In all honesty, Trundle could not really have explained in detail what happened next. One moment he was waving his sword in the air, and the next moment, the guard came plunging toward him like a felled tree.

There was a dull
bonk
! as the flat edge of the sword whacked the guard a good one on the side of the head. And then, quite suddenly, Trundle was flat on his back and covered all over in heavy, limp guard.

“Gurrg,” he gasped, the breath quite beaten out of him. “Get him off!”

Esmeralda and Jack dragged the unconscious guard off, and Trundle sat up, spluttering and befuddled. “What happened?” he gasped, gazing anxiously at Jack. “Did I kill him?”

“Hardly!” said Jack. “But you did manage to knock him out.”

“But for how long?” wondered Esmeralda, peering into the guard’s face. “I think we should tie him up—just to be on the safe side.” She turned, her eyes shining. “Well done, my brave and dashing Trundle! I never thought you had it in you.”

Trundle got dizzily to his feet. “I didn’t … it wasn’t…” He looked at the guard, a feeling of pride growing in him. “Serves him right!” he declared. “What can we tie him up with?”

“With his own trousers, what else!” laughed Jack, already loosening the limp guard’s belt. “Come on, you two—help a chap out!”

In next to no time they had whipped off the guard’s pants, leaving him in rather grubby knee-length underwear with frayed ends and burst seams. He was tossed unceremoniously onto his front, and the legs of his trousers were looped around and around his wrists and knotted tightly.

Esmeralda then peeled off his long socks and tied one expertly around his ankles.

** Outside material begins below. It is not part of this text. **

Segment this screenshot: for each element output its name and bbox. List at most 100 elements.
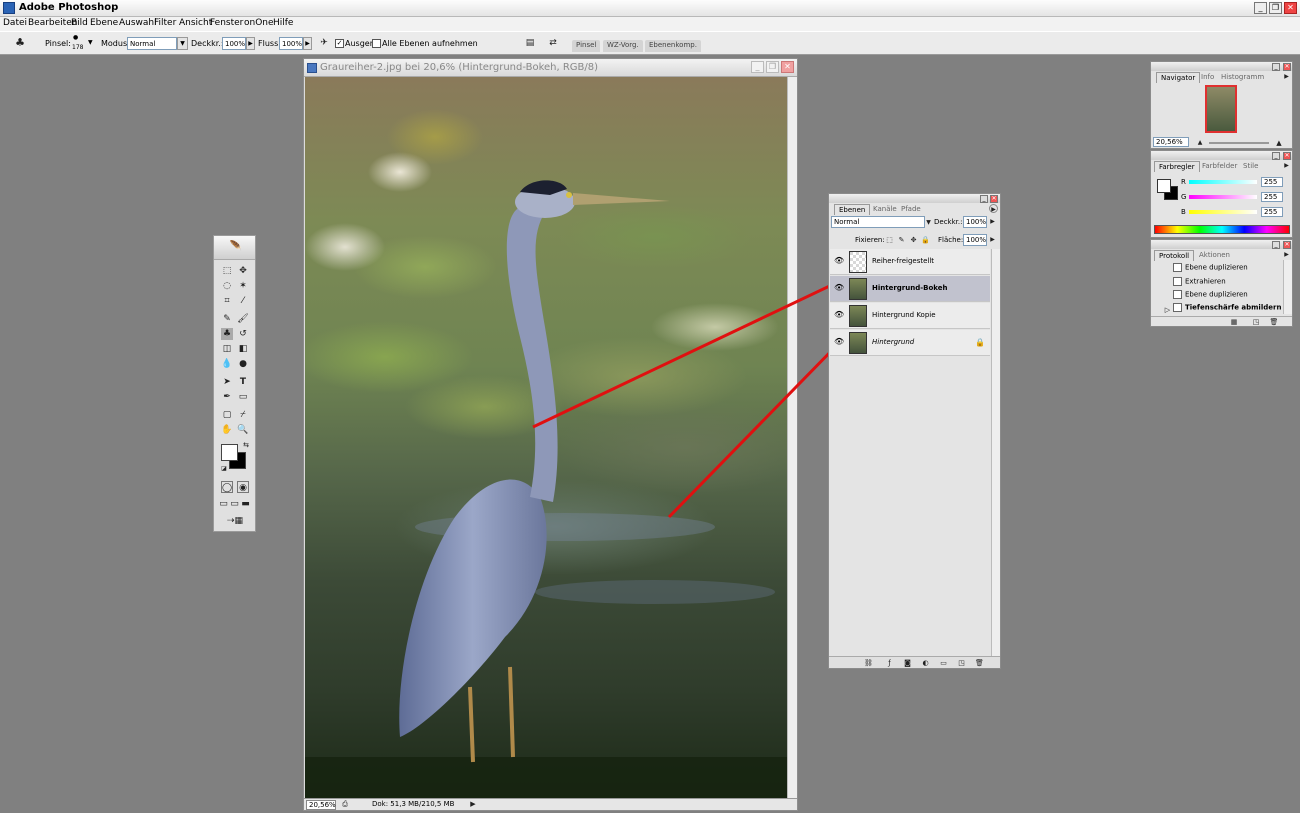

Finally, she lifted his head and stuffed the other sock into his mouth. “In case he wakes up and feels like shouting for help,” she remarked heartlessly.

Trundle’s forehead wrinkled. “All the same,” he said. “Putting stinky socks in a person’s mouth is a bit much, don’t you think?”

Esmeralda eyed him. “He was going to chop us into tiny pieces, Trundle,” she said, patting him on the back. “I think a mouthful of old sock is the least he deserves!”

Trundle picked up his sword from the floor. It felt different in his paw now—it felt suddenly very serious and important and …
fateful
. It had knocked out the guard and probably saved them all.

“He was going to kill us, wasn’t he?” Trundle said, slipping the sword into his belt. “And I stopped him!”

“He certainly was, and you certainly did,” replied Esmeralda, crawling under the desk to retrieve the crown and the key.

“You’re a hero, Trundle!” said Jack.

“And now let’s get out of here before someone finds us,” said Esmeralda, tucking crown and key in among the folds of her robes.

They departed, and for the first time, Trundle felt as though he really was
meant
to have the sword!

T
here was a key in the lock on the inside of the guardhouse door. Esmeralda took it out as they left and locked the door behind them. She lifted a cobblestone and placed the key under it while Jack and Trundle kept anxious watch.